He would leave me black and blue, that boy I used to know.
He never would hit me. At least, he said it was never intentional.
My feet would be so bloody, and it hurt so much to put on shoes—but I always did to hide my shame.
My chest would raise in red-, blue-, purple-, green-, yellow-mottled lumps. Sometimes it would hurt to breathe. For years, that same feeling of compression would come back and it would still hurt to breathe.
I questioned myself for years. Did not tell people. Told everyone. Still it would sometimes hurt to breathe.
Years later I connected again to a friend I knew at the time this all took place. She told me about him. I went over to her house and she asked me to write in the same book he wrote in. I felt like crushing the crayons in my bony fingers. I drew a flower and it became hard to breathe as she told me that he had travelled to [developing world Asian country] and got a tattoo of some script he couldn’t even read.

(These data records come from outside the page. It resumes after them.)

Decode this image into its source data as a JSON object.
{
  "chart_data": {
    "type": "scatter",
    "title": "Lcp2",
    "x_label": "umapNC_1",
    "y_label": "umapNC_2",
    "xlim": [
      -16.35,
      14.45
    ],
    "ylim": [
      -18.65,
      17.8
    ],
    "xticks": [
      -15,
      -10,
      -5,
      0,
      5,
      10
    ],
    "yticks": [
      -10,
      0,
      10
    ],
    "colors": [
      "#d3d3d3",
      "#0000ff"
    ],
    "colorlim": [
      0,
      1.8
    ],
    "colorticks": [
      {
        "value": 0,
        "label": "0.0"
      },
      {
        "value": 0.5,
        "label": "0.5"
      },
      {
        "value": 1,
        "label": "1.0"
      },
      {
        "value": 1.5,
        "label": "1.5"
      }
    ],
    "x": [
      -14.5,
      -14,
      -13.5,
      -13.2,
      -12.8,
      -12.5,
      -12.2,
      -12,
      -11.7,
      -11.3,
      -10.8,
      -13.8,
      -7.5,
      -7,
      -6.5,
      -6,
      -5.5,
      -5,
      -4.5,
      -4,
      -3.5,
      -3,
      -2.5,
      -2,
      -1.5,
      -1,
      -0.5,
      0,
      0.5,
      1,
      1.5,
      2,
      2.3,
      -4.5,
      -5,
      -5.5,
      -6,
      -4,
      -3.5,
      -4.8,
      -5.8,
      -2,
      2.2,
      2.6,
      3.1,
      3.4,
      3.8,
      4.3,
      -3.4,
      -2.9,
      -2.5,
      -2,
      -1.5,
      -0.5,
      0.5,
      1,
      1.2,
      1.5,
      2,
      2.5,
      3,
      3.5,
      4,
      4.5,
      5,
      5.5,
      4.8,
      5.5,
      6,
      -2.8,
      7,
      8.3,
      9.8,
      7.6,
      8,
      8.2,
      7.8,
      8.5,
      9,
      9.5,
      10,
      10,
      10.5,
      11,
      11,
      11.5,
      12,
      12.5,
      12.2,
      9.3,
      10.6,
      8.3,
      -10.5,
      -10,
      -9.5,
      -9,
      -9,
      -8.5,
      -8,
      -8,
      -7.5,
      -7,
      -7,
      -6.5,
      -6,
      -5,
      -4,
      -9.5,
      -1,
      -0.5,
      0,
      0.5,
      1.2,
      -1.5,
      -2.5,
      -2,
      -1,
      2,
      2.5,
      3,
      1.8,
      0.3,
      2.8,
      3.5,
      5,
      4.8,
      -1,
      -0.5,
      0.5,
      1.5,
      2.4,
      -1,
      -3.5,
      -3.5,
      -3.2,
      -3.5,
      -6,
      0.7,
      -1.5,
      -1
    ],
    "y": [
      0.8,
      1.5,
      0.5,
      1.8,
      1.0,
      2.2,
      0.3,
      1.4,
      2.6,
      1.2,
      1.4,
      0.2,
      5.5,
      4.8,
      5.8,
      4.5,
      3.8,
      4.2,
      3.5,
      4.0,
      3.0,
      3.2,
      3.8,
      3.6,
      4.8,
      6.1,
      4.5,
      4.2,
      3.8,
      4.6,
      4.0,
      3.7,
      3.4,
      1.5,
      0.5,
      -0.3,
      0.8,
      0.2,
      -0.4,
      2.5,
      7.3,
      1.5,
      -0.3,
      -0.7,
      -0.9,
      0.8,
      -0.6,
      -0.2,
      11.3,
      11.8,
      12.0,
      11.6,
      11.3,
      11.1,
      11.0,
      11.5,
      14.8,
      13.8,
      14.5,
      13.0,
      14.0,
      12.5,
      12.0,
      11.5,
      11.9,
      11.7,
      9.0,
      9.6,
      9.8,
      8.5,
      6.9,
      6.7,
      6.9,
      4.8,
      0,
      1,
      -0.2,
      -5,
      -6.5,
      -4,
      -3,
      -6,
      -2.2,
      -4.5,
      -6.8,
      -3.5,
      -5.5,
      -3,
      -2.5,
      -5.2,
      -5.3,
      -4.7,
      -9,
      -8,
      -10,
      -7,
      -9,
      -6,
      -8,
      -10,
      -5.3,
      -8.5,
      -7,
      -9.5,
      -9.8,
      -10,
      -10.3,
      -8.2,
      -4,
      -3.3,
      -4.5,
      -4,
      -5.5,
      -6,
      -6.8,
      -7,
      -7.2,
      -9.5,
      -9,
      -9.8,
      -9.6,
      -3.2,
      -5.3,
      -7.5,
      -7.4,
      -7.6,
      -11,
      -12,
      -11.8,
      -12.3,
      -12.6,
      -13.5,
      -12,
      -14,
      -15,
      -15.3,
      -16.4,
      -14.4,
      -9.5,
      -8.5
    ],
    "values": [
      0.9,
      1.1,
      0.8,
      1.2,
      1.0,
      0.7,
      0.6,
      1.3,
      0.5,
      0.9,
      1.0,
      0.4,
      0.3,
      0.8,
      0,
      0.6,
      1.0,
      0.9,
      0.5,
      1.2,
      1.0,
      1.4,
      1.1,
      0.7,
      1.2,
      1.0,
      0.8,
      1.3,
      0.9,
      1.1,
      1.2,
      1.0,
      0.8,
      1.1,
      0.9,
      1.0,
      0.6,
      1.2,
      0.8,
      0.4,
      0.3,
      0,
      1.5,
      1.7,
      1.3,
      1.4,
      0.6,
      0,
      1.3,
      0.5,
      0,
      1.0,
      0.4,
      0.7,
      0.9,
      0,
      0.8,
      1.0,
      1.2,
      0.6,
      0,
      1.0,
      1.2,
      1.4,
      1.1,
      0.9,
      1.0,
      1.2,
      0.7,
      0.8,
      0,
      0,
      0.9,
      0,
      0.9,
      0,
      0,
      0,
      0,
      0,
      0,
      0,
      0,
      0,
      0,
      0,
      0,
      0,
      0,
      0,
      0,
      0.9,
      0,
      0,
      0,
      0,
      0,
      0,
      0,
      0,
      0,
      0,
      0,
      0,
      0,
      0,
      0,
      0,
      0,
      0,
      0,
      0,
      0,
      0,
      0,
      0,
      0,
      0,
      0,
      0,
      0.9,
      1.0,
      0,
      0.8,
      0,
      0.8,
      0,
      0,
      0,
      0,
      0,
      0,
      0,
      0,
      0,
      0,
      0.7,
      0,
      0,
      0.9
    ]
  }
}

When he had hurt me, it never really hurt. It never felt like anything.
When she told me that she was sleeping with him, I remembered how she had held me when I cried. I remembered the way her eyes looked when I lifted my shirt so that she could see me. I felt sad, and then it was like a vacuum sucked up my life. It didn’t feel like anything.
Some things make sense, now that time has come and spread over my life like a thick, healing salve.
Some things will never make sense to me. I know this, but I keep reading and researching. Just like with everything else in my life, I feel like if I can just read enough I’ll understand and it will all make sense. If that day ever comes, I will drop everything that I have been doing. I will sit back and have a glass of iced tea and breathe.
But, so many things do not make sense that I know I will never be done. I have felt and can feel myself packing up that part of my life because every day the distance grows between the me I am right now and the me I used to be. But, I am not packing it up to send it away. I am packing it up to keep it safe, because there is more wisdom there than I know what to do with. I use bits and pieces now, but that’s all I have use for. I pray that I won’t, but I know that one day I might need to use it all. I pray that I won’t, but I somehow feel safer knowing it is there.